We at Esri are all pretty excited about this year's virtual conference. We hope you are too! While we will all miss meeting up, discussing, and learning things in-person--not to mention spending a few days in and around San Diego--we hope a virtual conference will provide other advantages.
Maintenance of Way (MOW) operations often require the “flag-out”, or temporary closing of track, so that the repair or inspection of track and equipment can be performed safely. MOW ops are inherently dangerous, and at the same time pull directly against service levels and revenue.
When it comes to maintenance, normally you have a list of work to do, and you prioritize that list in order to do the most important things first. This sounds very reasonable. But in the case of rail maintenance, that cannot be the only criteria. It’s arguable that the location of the maintenance work is at least as important as its priority. For example, if a high priority task requires a section of track be flagged-out, there is value in finding other repair and inspection items in the area that also need work, even if those items are lower priority overall. Doing so, you can accomplish more work, in less amount of time, resulting in reduced track downtime, less revenue loss, fewer operational disruptions, and increased safety.
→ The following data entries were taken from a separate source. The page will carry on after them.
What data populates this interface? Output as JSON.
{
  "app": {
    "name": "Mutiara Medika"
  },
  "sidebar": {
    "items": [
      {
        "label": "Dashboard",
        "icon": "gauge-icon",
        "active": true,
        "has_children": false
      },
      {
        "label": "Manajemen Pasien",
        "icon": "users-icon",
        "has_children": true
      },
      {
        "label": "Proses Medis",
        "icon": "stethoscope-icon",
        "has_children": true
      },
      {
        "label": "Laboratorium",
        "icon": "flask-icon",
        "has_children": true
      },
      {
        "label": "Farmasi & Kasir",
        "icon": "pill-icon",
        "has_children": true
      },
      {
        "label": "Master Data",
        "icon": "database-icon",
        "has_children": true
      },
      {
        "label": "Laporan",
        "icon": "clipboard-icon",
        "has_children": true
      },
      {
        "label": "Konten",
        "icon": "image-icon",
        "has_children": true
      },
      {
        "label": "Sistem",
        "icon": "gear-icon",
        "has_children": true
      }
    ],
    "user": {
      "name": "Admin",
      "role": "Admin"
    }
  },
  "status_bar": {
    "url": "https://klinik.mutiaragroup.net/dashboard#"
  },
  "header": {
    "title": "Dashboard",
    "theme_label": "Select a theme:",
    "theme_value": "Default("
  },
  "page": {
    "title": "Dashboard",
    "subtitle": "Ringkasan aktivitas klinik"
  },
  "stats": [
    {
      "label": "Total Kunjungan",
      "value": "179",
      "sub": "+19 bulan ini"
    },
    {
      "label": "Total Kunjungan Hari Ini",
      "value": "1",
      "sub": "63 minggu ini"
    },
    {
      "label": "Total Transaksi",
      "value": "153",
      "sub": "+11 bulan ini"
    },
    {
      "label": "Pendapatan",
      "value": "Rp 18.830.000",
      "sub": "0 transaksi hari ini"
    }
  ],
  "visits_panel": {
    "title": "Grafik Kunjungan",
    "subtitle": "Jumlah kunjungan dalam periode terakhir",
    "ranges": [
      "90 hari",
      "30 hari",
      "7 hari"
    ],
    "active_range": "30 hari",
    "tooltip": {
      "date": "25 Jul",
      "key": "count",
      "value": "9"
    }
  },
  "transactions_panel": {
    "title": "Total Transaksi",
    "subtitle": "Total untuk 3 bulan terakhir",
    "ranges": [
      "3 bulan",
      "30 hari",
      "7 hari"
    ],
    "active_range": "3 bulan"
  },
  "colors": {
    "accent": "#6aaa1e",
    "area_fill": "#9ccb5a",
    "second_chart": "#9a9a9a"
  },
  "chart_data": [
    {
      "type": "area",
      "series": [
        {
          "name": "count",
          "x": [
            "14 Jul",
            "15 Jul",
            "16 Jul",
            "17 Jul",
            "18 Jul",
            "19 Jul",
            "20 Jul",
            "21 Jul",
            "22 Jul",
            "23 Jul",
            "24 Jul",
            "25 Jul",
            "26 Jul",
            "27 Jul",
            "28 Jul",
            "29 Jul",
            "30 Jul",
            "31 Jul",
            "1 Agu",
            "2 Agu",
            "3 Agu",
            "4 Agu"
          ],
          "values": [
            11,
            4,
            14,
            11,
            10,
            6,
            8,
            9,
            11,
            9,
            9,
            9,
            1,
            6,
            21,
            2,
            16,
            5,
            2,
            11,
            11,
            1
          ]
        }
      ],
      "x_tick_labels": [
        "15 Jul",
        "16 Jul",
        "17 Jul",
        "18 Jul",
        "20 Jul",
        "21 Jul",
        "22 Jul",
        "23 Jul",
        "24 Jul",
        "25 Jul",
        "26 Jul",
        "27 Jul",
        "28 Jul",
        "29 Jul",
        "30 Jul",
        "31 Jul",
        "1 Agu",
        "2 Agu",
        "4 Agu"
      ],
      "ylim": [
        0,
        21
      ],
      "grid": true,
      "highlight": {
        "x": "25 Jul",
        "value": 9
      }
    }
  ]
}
2) Synchronize geographic, schematic, and straight-line views of your maps
When it comes to railroad data, and keeping track of maintenance operations and the movement of rolling stock, sometimes a standard geographic map is best, but other times a schematic view showing relative position is best. And other kinds of actionable data is best viewed on straight-line diagrams. This demo shows how we can use Esri Roads and Highways web services along with rail data using a Linear Referencing System to keep these different views of your data in sync and interactive.
3) Use Artificial Intelligence to count and categorize train cars
When you look at a train, can you tell the difference between a locomotive and a boxcar? How about between a tank and a hopper? Ok, well how about between a gondola and a flat car hauling shipping containers?
Of course you can!
Well, do you know what else can? A properly trained deep learning model. Yes, you can use artificial intelligence technology to help handle tedious and repeatable tasks, so that you can put your mind on work that only your expertise can do.
Video of trains passing by can be used to build a deep learning model, so that, given new video, the number of train cars, and their types (locomotive, box, container, tank, etc.) can be displayed on a map and dashboard, and stored in a database for analysis and reporting over time. This solution uses the arcgis.learn module of the ArcGIS API for Python, as well as ArcGIS Dashboards.
ArcGIS is a System of Engagement for Railroad Operations
To bring it all together, in this video, Keith King and Jim Barry from Esri's Transportation Team describe and demonstrate ArcGIS as a System of Engagement for Railroads. With ArcGIS, you can manage, analyze, and visualize your data across the organization, in order to have always up-to-date operational spatial awareness, to make the best decisions for maximizing efficiency and safety.